The open-label, single-arm study administered patients dabrafenib 150 mg twice per day and trametinib 2 mg per day continuously until disease progression or intolerable toxicity. The primary end point of the study was centrally assessed ORR with secondary end points consisting of PFS, 6-month PFS, and OS.

The confirmed ORR was 38% (90% CI, 22.9-54.9; P < .0001) against a null rate of 5%, and PFS was 11.4 months (90% CI, 8.4-16.3 months). Responses were seen in 7 distinct tumor types. A total of 7 patients had a DOR of more than 12 months, including 4 patients who had a DOR of over 24 months. An additional 8 patients had a PFS greater than 6 months. The median OS was 28.6 months.

Reported adverse events were comparable to those noted in previously reported profiles of dabrafenib and trametinib.
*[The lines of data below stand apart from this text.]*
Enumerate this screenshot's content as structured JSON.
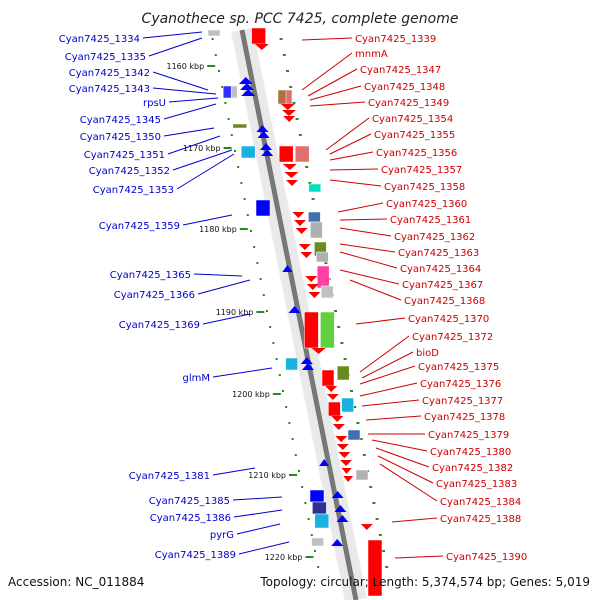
{
  "title": "Cyanothece sp. PCC 7425, complete genome",
  "footer": {
    "accession": "Accession: NC_011884",
    "summary": "Topology: circular; Length: 5,374,574 bp; Genes: 5,019"
  },
  "colors": {
    "left_label": "#0000cc",
    "right_label": "#cc0000",
    "tick": "#228b22"
  },
  "kbp_ticks": [
    "1160 kbp",
    "1170 kbp",
    "1180 kbp",
    "1190 kbp",
    "1200 kbp",
    "1210 kbp",
    "1220 kbp"
  ],
  "left_genes": [
    "Cyan7425_1334",
    "Cyan7425_1335",
    "Cyan7425_1342",
    "Cyan7425_1343",
    "rpsU",
    "Cyan7425_1345",
    "Cyan7425_1350",
    "Cyan7425_1351",
    "Cyan7425_1352",
    "Cyan7425_1353",
    "Cyan7425_1359",
    "Cyan7425_1365",
    "Cyan7425_1366",
    "Cyan7425_1369",
    "glmM",
    "Cyan7425_1381",
    "Cyan7425_1385",
    "Cyan7425_1386",
    "pyrG",
    "Cyan7425_1389"
  ],
  "right_genes": [
    "Cyan7425_1339",
    "mnmA",
    "Cyan7425_1347",
    "Cyan7425_1348",
    "Cyan7425_1349",
    "Cyan7425_1354",
    "Cyan7425_1355",
    "Cyan7425_1356",
    "Cyan7425_1357",
    "Cyan7425_1358",
    "Cyan7425_1360",
    "Cyan7425_1361",
    "Cyan7425_1362",
    "Cyan7425_1363",
    "Cyan7425_1364",
    "Cyan7425_1367",
    "Cyan7425_1368",
    "Cyan7425_1370",
    "Cyan7425_1372",
    "bioD",
    "Cyan7425_1375",
    "Cyan7425_1376",
    "Cyan7425_1377",
    "Cyan7425_1378",
    "Cyan7425_1379",
    "Cyan7425_1380",
    "Cyan7425_1382",
    "Cyan7425_1383",
    "Cyan7425_1384",
    "Cyan7425_1388",
    "Cyan7425_1390"
  ]
}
Finally, in the multicenter, open-label, multiple cohort Study X2101 examined the doublet in pediatric patients with refractory or recurrent solid tumors.6 Part C was a dose escalation of dabrafenib in combination with trametinib in patients whose tumors harbored a BRAF V600E mutation and part D was a cohort expansion phase of dabrafenib in combination with trametinib in patients with low-grade glioma and a BRAF V600E mutation.

Data showed that among those enrolled (n =48) 83% previously underwent surgery, 2.8% had prior external beam radiotherapy, and 92% were previously administered systemic therapy. The study showed that the combination of dabrafenib plus trametinib elicited an ORR of 25% (95% CI, 12%-42%). Among 9 responders, the DOR was 6 months or longer in 78% of patients and 24 months or longer in 44% of patients.
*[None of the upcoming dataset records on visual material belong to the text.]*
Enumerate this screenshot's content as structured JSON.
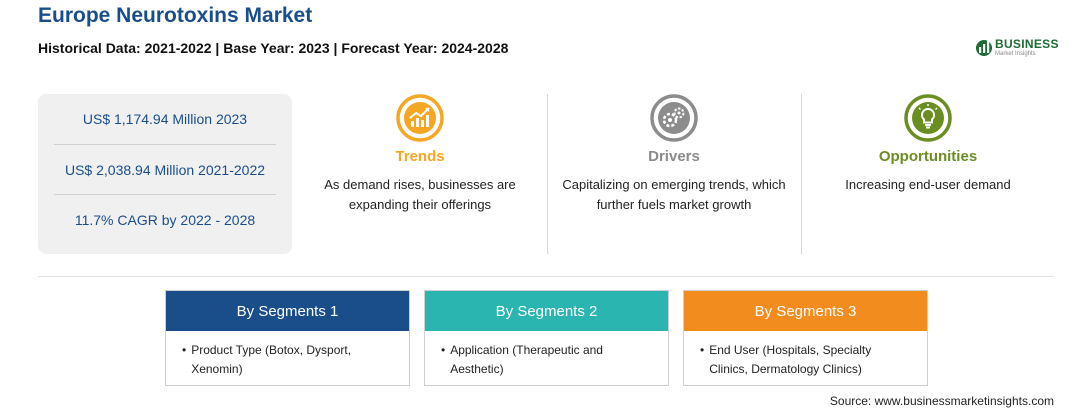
{
  "header": {
    "title": "Europe Neurotoxins Market",
    "subtitle": "Historical Data: 2021-2022 | Base Year: 2023 | Forecast Year: 2024-2028"
  },
  "logo": {
    "main": "BUSINESS",
    "sub": "Market Insights"
  },
  "stats": [
    "US$ 1,174.94 Million 2023",
    "US$ 2,038.94 Million 2021-2022",
    "11.7% CAGR by 2022 - 2028"
  ],
  "features": [
    {
      "title": "Trends",
      "desc": "As demand rises, businesses are expanding their offerings",
      "color": "#f5a623",
      "icon": "trend-chart-icon"
    },
    {
      "title": "Drivers",
      "desc": "Capitalizing on emerging trends, which further fuels market growth",
      "color": "#8c8c8c",
      "icon": "gears-icon"
    },
    {
      "title": "Opportunities",
      "desc": "Increasing end-user demand",
      "color": "#6b8e23",
      "icon": "lightbulb-icon"
    }
  ],
  "segments": [
    {
      "title": "By Segments 1",
      "item": "Product Type (Botox, Dysport, Xenomin)",
      "color": "#1a4e8a"
    },
    {
      "title": "By Segments 2",
      "item": "Application (Therapeutic and Aesthetic)",
      "color": "#2bb5b0"
    },
    {
      "title": "By Segments 3",
      "item": "End User (Hospitals, Specialty Clinics, Dermatology Clinics)",
      "color": "#f28c1e"
    }
  ],
  "source": "Source: www.businessmarketinsights.com"
}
The toxicity profile of the combination observed in these studies remained consistent with the known profile in other approved indications.
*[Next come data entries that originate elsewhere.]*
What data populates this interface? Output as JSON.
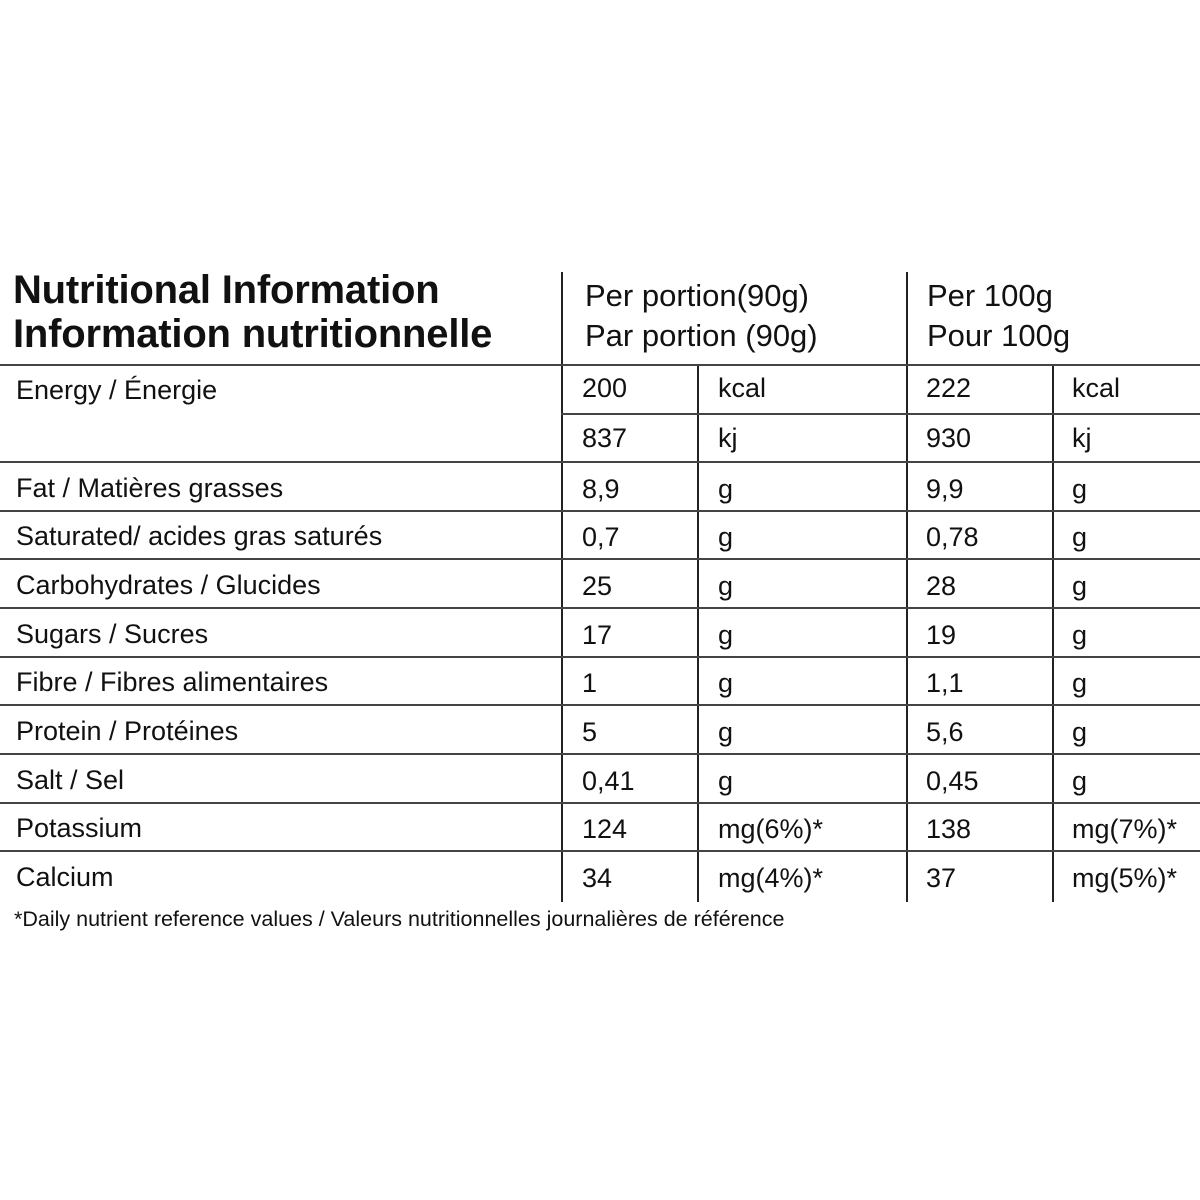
{
  "title": {
    "line1": "Nutritional Information",
    "line2": "Information nutritionnelle"
  },
  "columns": {
    "per_portion": {
      "line1": "Per portion(90g)",
      "line2": "Par portion (90g)"
    },
    "per_100g": {
      "line1": "Per 100g",
      "line2": "Pour 100g"
    }
  },
  "energy": {
    "label": "Energy / Énergie",
    "kcal": {
      "portion_value": "200",
      "portion_unit": "kcal",
      "per100_value": "222",
      "per100_unit": "kcal"
    },
    "kj": {
      "portion_value": "837",
      "portion_unit": "kj",
      "per100_value": "930",
      "per100_unit": "kj"
    }
  },
  "rows": [
    {
      "label": "Fat / Matières grasses",
      "portion_value": "8,9",
      "portion_unit": "g",
      "per100_value": "9,9",
      "per100_unit": "g"
    },
    {
      "label": "Saturated/ acides gras saturés",
      "portion_value": "0,7",
      "portion_unit": "g",
      "per100_value": "0,78",
      "per100_unit": "g"
    },
    {
      "label": "Carbohydrates / Glucides",
      "portion_value": "25",
      "portion_unit": "g",
      "per100_value": "28",
      "per100_unit": "g"
    },
    {
      "label": "Sugars / Sucres",
      "portion_value": "17",
      "portion_unit": "g",
      "per100_value": "19",
      "per100_unit": "g"
    },
    {
      "label": "Fibre / Fibres alimentaires",
      "portion_value": "1",
      "portion_unit": "g",
      "per100_value": "1,1",
      "per100_unit": "g"
    },
    {
      "label": "Protein / Protéines",
      "portion_value": "5",
      "portion_unit": "g",
      "per100_value": "5,6",
      "per100_unit": "g"
    },
    {
      "label": "Salt / Sel",
      "portion_value": "0,41",
      "portion_unit": "g",
      "per100_value": "0,45",
      "per100_unit": "g"
    },
    {
      "label": "Potassium",
      "portion_value": "124",
      "portion_unit": "mg(6%)*",
      "per100_value": "138",
      "per100_unit": "mg(7%)*"
    },
    {
      "label": "Calcium",
      "portion_value": "34",
      "portion_unit": "mg(4%)*",
      "per100_value": "37",
      "per100_unit": "mg(5%)*"
    }
  ],
  "footnote": "*Daily nutrient reference values / Valeurs nutritionnelles journalières de référence"
}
“Tackling cancer is complex, which is why it is so important that we continue to follow the science as we pursue meaningful advances and new approaches to treating cancer,” added Reshema Kemps-Polanco, head of Novartis Oncology US, in the press release. “We are grateful to the patients, and to the multitude of individuals and teams working together to make this latest approval possible as we strive to do more for more people living with cancer.”

References
  1. Novartis Tafinlar + Mekinist receives FDA approval for first tumor-agnostic indication for BRAF V600E solid tumors. News release. Novartis Pharma AG. June 22, 2022. Accessed June 22, 2022. https://bit.ly/3tW25BN
  2. Tafinlar. Prescribing information. East Hanover, NJ: Novartis Pharmaceuticals Corp; 2022. Accessed June 22, 2022. https://bit.ly/3HM4IMv
  3. Wen PY, Stein A, van den Bent M, et al. Dabrafenib plus trametinib in patients with BRAFV600E-mutant low-grade and high-grade glioma (ROAR): a multicentre, open-label, single-arm, phase 2, basket trial. Lancet. Published online November 24, 2021. doi:10.1016/S1470-2045(21)00578-7
  4. Hargrave DR, Bouffet E, Tabori U, et al. Efficacy and safety of dabrafenib in pediatric patients with BRAFV600 mutation-positive relapsed or refractory low-grade glioma: results from a phase I/IIa study. Clin Cancer Res. 2019;25:7303-7311. doi:10.1158/1078-0432.CCR-19-2177
  5. Dabrafenib and trametinib in patients with tumors with BRAF V600E mutations: results of the NCI-MATCH trial subprotocol H. J Clin Oncol. 2020; 38(33):3895-3904. doi: 10.1200/JCO.20.00762.